He’s not making his popular children’s science show anymore, but Bill Nye the Science Guy is still making a public impact by going after pseudoscience and science denial. He’s railed against the idea of teaching creationism in public schools, and he’s come to the defense of climate science and vaccines.
Now, Nye seems to have changed his mind. Backstage after an appearance on Bill Maher’s “Real Time,” Nye said an upcoming revision to his book would contain a rewritten chapter on GMOs. “I went to Monsanto,” Nye said, “and I spent a lot of time with the scientists there, and I have revised my outlook, and I’m very excited about telling the world. When you’re in love, you want to tell the world.”
Nye’s sudden about-face on GMOs might strike some people as suspicious, especially since it came after he visited a corporation that many food and environmental activists detest and that has practically become synonymous with GMOs. But Nye is telling us that, irrespective of the corporation’s business practices, he changed his mind after learning more about the science. Is he right?

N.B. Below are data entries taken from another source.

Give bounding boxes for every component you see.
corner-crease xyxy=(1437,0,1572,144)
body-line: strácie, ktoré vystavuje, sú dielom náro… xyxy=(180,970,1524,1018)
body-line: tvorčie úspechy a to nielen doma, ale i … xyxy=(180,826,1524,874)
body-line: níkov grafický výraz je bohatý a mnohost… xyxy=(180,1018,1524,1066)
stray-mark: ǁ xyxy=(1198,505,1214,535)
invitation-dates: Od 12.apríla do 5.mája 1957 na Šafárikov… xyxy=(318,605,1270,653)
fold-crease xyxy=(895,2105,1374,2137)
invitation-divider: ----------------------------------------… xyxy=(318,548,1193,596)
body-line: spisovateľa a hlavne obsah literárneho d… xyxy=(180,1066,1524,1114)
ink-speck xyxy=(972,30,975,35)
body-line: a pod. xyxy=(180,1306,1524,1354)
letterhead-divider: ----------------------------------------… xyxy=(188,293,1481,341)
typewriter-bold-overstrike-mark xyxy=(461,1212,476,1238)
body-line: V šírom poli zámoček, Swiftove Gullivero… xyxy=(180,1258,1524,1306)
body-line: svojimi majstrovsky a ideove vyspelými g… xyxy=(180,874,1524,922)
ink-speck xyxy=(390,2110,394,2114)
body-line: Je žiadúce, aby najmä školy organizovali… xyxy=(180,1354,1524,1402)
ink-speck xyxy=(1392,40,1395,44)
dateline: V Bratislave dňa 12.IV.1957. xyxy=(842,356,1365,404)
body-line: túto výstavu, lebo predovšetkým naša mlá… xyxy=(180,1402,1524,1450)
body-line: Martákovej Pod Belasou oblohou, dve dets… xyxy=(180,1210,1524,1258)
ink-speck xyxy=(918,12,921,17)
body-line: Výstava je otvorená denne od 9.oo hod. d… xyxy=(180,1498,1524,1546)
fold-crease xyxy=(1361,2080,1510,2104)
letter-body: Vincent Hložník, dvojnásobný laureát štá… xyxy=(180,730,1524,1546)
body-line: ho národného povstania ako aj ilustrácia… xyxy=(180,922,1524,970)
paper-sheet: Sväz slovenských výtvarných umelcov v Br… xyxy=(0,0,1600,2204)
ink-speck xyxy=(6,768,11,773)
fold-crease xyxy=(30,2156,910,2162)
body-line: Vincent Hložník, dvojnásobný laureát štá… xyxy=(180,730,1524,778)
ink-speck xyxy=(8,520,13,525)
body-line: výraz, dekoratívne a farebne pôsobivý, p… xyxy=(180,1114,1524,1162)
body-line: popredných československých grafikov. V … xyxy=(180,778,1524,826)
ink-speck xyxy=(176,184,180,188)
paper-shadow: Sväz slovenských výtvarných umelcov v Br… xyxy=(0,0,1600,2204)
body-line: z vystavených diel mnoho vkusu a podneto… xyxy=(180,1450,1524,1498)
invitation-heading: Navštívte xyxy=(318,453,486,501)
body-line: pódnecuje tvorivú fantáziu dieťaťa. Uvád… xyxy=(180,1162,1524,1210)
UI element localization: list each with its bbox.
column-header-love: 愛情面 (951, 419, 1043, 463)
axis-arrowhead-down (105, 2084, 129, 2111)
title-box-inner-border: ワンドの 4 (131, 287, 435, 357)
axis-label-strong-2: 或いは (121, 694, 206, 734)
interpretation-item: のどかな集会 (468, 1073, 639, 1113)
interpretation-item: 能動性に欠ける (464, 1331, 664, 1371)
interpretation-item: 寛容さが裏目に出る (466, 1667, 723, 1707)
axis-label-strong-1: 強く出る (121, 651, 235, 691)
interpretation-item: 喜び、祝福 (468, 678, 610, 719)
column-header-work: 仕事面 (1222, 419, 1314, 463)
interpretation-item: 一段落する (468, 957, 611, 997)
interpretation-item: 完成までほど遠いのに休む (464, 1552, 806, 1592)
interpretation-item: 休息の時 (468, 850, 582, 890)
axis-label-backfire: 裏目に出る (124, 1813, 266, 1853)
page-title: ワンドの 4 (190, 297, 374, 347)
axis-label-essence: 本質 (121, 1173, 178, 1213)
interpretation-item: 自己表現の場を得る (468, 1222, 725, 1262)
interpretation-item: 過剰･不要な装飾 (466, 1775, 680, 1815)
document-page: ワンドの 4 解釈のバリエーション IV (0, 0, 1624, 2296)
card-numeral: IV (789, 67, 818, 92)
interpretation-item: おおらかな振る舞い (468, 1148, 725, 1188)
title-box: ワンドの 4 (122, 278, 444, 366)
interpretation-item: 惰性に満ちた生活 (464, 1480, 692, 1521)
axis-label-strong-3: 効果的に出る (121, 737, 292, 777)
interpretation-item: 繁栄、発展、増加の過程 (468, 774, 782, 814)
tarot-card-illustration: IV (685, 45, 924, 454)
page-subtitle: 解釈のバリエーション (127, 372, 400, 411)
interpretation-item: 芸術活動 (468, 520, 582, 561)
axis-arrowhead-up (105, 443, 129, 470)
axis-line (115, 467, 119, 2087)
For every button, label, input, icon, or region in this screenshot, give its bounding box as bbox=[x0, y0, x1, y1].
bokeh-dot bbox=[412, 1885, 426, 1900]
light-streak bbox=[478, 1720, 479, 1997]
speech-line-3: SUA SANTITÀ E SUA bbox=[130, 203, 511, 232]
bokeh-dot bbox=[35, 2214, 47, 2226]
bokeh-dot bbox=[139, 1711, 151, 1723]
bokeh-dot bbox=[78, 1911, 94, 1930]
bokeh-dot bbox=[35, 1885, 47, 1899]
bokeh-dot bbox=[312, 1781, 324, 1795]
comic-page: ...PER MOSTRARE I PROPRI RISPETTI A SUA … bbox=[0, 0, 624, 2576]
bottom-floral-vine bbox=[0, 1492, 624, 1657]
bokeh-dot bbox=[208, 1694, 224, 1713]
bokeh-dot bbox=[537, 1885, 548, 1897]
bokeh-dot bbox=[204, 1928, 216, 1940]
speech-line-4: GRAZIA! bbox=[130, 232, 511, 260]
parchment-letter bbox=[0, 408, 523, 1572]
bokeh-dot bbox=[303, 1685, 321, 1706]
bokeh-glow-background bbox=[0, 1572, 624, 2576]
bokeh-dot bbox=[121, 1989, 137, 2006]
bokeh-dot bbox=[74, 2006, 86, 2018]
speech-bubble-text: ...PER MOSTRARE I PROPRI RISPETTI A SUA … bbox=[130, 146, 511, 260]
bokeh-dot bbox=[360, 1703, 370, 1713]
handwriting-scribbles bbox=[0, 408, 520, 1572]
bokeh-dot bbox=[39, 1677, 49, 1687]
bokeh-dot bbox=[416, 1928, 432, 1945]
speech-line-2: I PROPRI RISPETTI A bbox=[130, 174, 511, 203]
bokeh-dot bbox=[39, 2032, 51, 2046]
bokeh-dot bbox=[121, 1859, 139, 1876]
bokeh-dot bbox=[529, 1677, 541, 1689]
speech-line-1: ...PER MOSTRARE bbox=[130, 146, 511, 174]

Here’s some background information. Normally, humans would have to wait a long time for nature to create new crop varieties by natural selection. To speed things up, humans have performed “artificial selection” since the advent of agriculture some 10,000 years ago. Most commonly, humans have cross-bred plants with the most desirable traits over and over again.
Today, however, humans can skip the cross-breeding process in many cases. In genetic modification, scientists insert new genes directly into plants’ DNA. In some cases, we’ve given crops genes from totally different species.
The process might not sound wholesome or natural. And that’s one of the concerns Nye has raised. In his book “Undeniable,” he suggests we should stop introducing genes from other species into crops, largely because “we just can’t quite know what will happen to other species in that modified organism’s ecosystem.” Essentially, Nye suggested, we can’t cut out the possibility of harm with certainty.
The mere fact that something is a GMO doesn’t tell us all that much, however, about how the plant actually functions. Rather, the way a GMO plant works stems from the new genes and traits themselves, whether they were inserted by scientists or came from the same species. So scientists assess GMOs’ safety based not on whether they’re GMO, but on what their new genes actually do and the resulting changes in the plants.
And since GMOs cover such a wide range of traits, we have to assess them one by one. Although technically it’s not mandatory to test GMOs for human health risks before they hit the marketplace in the United States (a concern of the American Medical Association), all current crops sold here have undergone voluntary review to test for potential toxins and allergens.
Over the years, as peer-reviewed scientific studies on GMOs have piled up, scientific organizations ranging from the National Academy of Sciences to the World Health Organization have analyzed them and reached similar conclusions: GMOs on the market today are no riskier for your health than their non-GMO equivalents.
A recent analysis of the scientific literature also found that GMO crops haven’t been worse for the environment than their non-GMO counterparts and, in some cases, have been better, for instance by reducing pesticide use. That finding echoes a 2010 NAS report that said GMO crops, generally speaking, “have had fewer adverse effects on the environment than non-GE crops produced conventionally.”
Those studies still might not have satisfied Nye. More and more of these studies and assessments could continue to pile up for decades. But just the mere possibility of an environmental impact, in his view, seems to have justified stopping the GMOs.
Nothing in science is ever 100 percent certain, however. For instance, we can’t be sure that our conventional and even organic crops are 100 percent safe, either. In theory, any crop, whether the result of cross-breeding or genetic modification or even mutagenesis (long used to create non-GMO crops such as rice and lettuce by exposing plants to DNA-altering chemicals or radiation) carries the risk of harming human health or surrounding ecosystems.
That all explains why Nye has found himself in especially hot water with scientists over GMOs. As University of Florida plant scientist Kevin Folta recently argued, Nye was being hypocritical: “Your logic and reasoning match the fallacies of climate and evolution deniers, the people you correctly criticize.”
I’m not saying GMOs are a silver bullet to end world hunger or that I love Monsanto. And I’m not saying that there aren’t cases where individual GMOs might result in environmental issues, such as pest resistance. Debating GMOs’ benefits and risks is healthy. But making GMOs the bogeyman while giving other crops a pass isn’t.